Let us bow our heads, Internets.
We come here today to mourn the passing of The Stockman's handcut french fry. In a world of industrialized frozen potato products, The Stockman's heaping plate of homemade, skin-on fries was a revelation. These were not Belgian frites, mind. They were not pretty and even and they could not have been eaten from a tiny paper cup with mayonnaise on the side. They were not double fried and extra crispy. But as American fries go, they just didn't get any better. Crisp but substantial and toothsome, tasting of potatoes--sounds obvious, but have you tasted a fast-food fry lately? It's like no actual potatoes were harmed in the development of those fries--The Stockman's fries were the perfect accompaniment to their excellent burgers. It was like Old Montana on a Plate. And the residual Scot in me loved that a single order was plenty and then some to share among a family of three.

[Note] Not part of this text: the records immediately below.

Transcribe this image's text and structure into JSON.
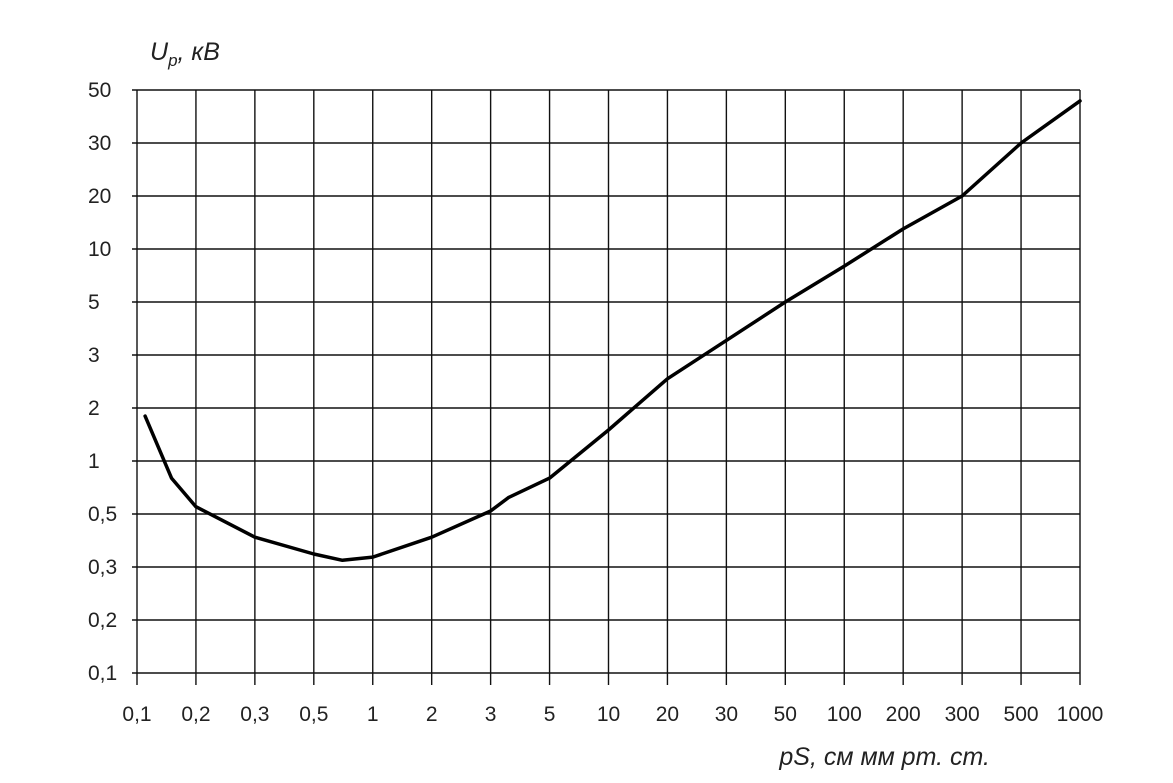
{
  "chart_data": {
    "type": "line",
    "y_label": {
      "main": "U",
      "sub": "p",
      "rest": ", кВ"
    },
    "x_label": "pS, см мм рт. ст.",
    "xscale": "log",
    "yscale": "log",
    "grid": true,
    "color": "#000000",
    "xticks": [
      {
        "value": 0.1,
        "label": "0,1"
      },
      {
        "value": 0.2,
        "label": "0,2"
      },
      {
        "value": 0.3,
        "label": "0,3"
      },
      {
        "value": 0.5,
        "label": "0,5"
      },
      1,
      2,
      3,
      5,
      10,
      20,
      30,
      50,
      100,
      200,
      300,
      500,
      1000
    ],
    "yticks": [
      {
        "value": 0.1,
        "label": "0,1"
      },
      {
        "value": 0.2,
        "label": "0,2"
      },
      {
        "value": 0.3,
        "label": "0,3"
      },
      {
        "value": 0.5,
        "label": "0,5"
      },
      1,
      2,
      3,
      5,
      10,
      20,
      30,
      50
    ],
    "xlim": [
      0.1,
      1000
    ],
    "ylim": [
      0.1,
      50
    ],
    "x": [
      0.11,
      0.15,
      0.2,
      0.3,
      0.5,
      0.7,
      1,
      2,
      3,
      3.5,
      5,
      10,
      20,
      50,
      100,
      200,
      300,
      500,
      1000
    ],
    "values": [
      1.8,
      0.8,
      0.55,
      0.4,
      0.34,
      0.32,
      0.33,
      0.4,
      0.52,
      0.62,
      0.8,
      1.5,
      2.5,
      5,
      8,
      13,
      20,
      30,
      45
    ]
  }
}
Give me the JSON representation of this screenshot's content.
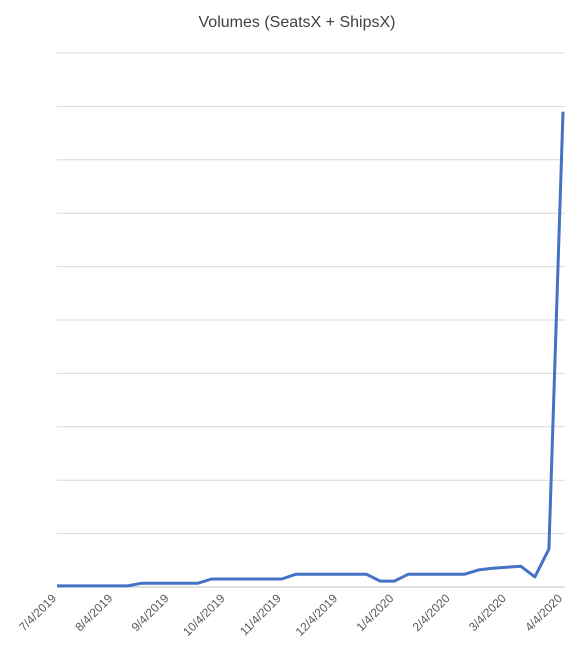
{
  "chart_data": {
    "type": "line",
    "title": "Volumes (SeatsX + ShipsX)",
    "categories": [
      "7/4/2019",
      null,
      null,
      null,
      "8/4/2019",
      null,
      null,
      null,
      "9/4/2019",
      null,
      null,
      null,
      "10/4/2019",
      null,
      null,
      null,
      "11/4/2019",
      null,
      null,
      null,
      "12/4/2019",
      null,
      null,
      null,
      "1/4/2020",
      null,
      null,
      null,
      "2/4/2020",
      null,
      null,
      null,
      "3/4/2020",
      null,
      null,
      null,
      "4/4/2020"
    ],
    "series": [
      {
        "color": "#4472c4",
        "values": [
          0.02,
          0.02,
          0.02,
          0.02,
          0.02,
          0.02,
          0.07,
          0.07,
          0.07,
          0.07,
          0.07,
          0.15,
          0.15,
          0.15,
          0.15,
          0.15,
          0.15,
          0.24,
          0.24,
          0.24,
          0.24,
          0.24,
          0.24,
          0.11,
          0.11,
          0.24,
          0.24,
          0.24,
          0.24,
          0.24,
          0.32,
          0.35,
          0.37,
          0.39,
          0.19,
          0.71,
          8.9
        ]
      }
    ],
    "ylim": [
      0,
      10
    ],
    "yticks": [
      0,
      1,
      2,
      3,
      4,
      5,
      6,
      7,
      8,
      9,
      10
    ],
    "grid": true
  }
}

The family and I went to The Stockman on Tuesday night. It was one of our first meals downtown since the end of tourist season. Just like in Prague, tourist town centers are often best avoided during the peak months. Imagine our distress to discover that while we had been barbecuing our own burgers and sweating in the basement, the restaurant's chief fry maker had decided that he couldn't keep up the pace anymore. He'd been preparing some 100 pounds of potatoes every single day to cope with the demand, and he was done.

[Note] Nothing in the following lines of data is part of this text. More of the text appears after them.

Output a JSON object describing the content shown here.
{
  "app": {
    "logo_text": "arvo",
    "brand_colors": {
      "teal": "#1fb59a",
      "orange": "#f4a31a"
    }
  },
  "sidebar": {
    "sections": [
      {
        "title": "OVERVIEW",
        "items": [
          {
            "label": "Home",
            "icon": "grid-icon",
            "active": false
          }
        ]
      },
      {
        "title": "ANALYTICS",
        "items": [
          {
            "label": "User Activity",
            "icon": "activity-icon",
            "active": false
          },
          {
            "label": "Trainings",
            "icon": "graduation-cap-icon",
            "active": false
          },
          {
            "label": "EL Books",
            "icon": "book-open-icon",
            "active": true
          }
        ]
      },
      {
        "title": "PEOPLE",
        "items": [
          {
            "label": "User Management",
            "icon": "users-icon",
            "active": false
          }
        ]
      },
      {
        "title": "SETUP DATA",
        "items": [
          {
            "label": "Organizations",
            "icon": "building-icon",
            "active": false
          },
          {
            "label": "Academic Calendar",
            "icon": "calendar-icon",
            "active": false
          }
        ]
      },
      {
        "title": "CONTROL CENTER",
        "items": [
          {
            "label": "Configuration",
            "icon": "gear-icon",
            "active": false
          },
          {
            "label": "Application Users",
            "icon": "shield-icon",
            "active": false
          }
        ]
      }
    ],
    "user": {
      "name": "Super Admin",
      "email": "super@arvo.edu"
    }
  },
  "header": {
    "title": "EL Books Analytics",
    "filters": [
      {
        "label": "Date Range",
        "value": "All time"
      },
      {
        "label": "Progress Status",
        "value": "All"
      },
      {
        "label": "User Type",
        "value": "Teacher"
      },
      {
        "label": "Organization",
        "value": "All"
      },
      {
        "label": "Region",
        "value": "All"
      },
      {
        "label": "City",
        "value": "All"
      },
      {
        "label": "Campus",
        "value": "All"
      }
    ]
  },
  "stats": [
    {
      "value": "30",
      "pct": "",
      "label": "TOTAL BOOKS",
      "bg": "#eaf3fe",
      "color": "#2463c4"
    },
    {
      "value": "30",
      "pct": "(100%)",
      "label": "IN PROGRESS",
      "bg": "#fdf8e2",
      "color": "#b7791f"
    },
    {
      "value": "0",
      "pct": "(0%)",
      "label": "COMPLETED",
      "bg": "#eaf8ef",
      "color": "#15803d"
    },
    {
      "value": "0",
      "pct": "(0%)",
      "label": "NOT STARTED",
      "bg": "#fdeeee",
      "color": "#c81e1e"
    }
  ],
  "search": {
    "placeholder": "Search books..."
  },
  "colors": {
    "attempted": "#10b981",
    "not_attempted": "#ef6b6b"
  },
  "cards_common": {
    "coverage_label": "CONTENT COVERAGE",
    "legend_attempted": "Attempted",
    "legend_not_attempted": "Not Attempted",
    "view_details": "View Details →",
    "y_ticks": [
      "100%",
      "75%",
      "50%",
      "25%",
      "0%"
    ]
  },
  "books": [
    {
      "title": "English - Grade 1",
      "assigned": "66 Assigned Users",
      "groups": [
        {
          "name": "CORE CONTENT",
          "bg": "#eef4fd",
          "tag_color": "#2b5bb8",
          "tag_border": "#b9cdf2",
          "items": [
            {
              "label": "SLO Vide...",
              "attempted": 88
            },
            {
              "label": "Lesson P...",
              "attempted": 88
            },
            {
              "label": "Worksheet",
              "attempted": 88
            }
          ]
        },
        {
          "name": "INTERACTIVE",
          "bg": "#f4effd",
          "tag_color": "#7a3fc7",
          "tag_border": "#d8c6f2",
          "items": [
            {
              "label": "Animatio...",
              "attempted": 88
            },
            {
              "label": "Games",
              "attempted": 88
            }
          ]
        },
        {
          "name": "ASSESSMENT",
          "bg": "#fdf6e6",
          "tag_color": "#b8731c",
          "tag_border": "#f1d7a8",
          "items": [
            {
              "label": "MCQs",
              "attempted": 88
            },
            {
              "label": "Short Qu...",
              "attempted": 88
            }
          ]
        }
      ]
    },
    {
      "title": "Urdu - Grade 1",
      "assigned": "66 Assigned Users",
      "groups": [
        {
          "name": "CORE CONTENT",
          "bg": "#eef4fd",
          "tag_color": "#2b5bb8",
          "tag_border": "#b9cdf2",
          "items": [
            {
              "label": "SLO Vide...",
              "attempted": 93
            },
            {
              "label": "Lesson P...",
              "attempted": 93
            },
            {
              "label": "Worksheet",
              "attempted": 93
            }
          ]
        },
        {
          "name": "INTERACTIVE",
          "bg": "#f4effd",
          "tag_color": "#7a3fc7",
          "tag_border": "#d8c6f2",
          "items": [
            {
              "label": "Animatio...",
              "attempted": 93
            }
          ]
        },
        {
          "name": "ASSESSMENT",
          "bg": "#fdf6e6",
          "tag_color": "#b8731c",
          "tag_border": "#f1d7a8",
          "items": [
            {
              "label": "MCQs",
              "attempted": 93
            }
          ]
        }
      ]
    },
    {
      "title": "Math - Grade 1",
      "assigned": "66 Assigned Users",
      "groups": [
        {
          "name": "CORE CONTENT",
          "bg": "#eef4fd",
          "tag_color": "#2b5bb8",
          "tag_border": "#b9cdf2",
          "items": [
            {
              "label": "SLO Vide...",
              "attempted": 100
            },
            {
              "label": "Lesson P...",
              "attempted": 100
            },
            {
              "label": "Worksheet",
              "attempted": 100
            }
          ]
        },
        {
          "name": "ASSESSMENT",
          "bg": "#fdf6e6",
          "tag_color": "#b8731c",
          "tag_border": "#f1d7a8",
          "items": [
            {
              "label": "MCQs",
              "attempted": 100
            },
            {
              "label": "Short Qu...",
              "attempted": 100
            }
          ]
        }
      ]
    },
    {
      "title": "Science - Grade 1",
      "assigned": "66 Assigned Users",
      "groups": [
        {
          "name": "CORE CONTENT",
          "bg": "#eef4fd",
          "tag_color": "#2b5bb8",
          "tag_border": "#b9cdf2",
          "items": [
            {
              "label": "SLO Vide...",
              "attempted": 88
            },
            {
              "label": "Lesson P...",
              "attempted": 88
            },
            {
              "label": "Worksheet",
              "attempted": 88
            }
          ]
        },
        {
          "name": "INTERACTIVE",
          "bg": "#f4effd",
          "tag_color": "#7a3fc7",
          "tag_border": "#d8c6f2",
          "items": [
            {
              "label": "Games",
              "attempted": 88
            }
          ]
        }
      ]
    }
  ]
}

The fries they're serving now are just like any other fry in any other restaurant in America. Bah.
The owners had put a notice on the menu to warn people, but really, I think they should have taken out an ad in the paper. Maybe, in fact, an obituary. And they definitely should have given us enough notice to come in and get a last fix. We could have taken up a collection to send The Potato Guy to the spa in the hopes of rejuvenation and future potato wrangling. But no. They're just gone, and we're left to pick up the precut, frozen pieces.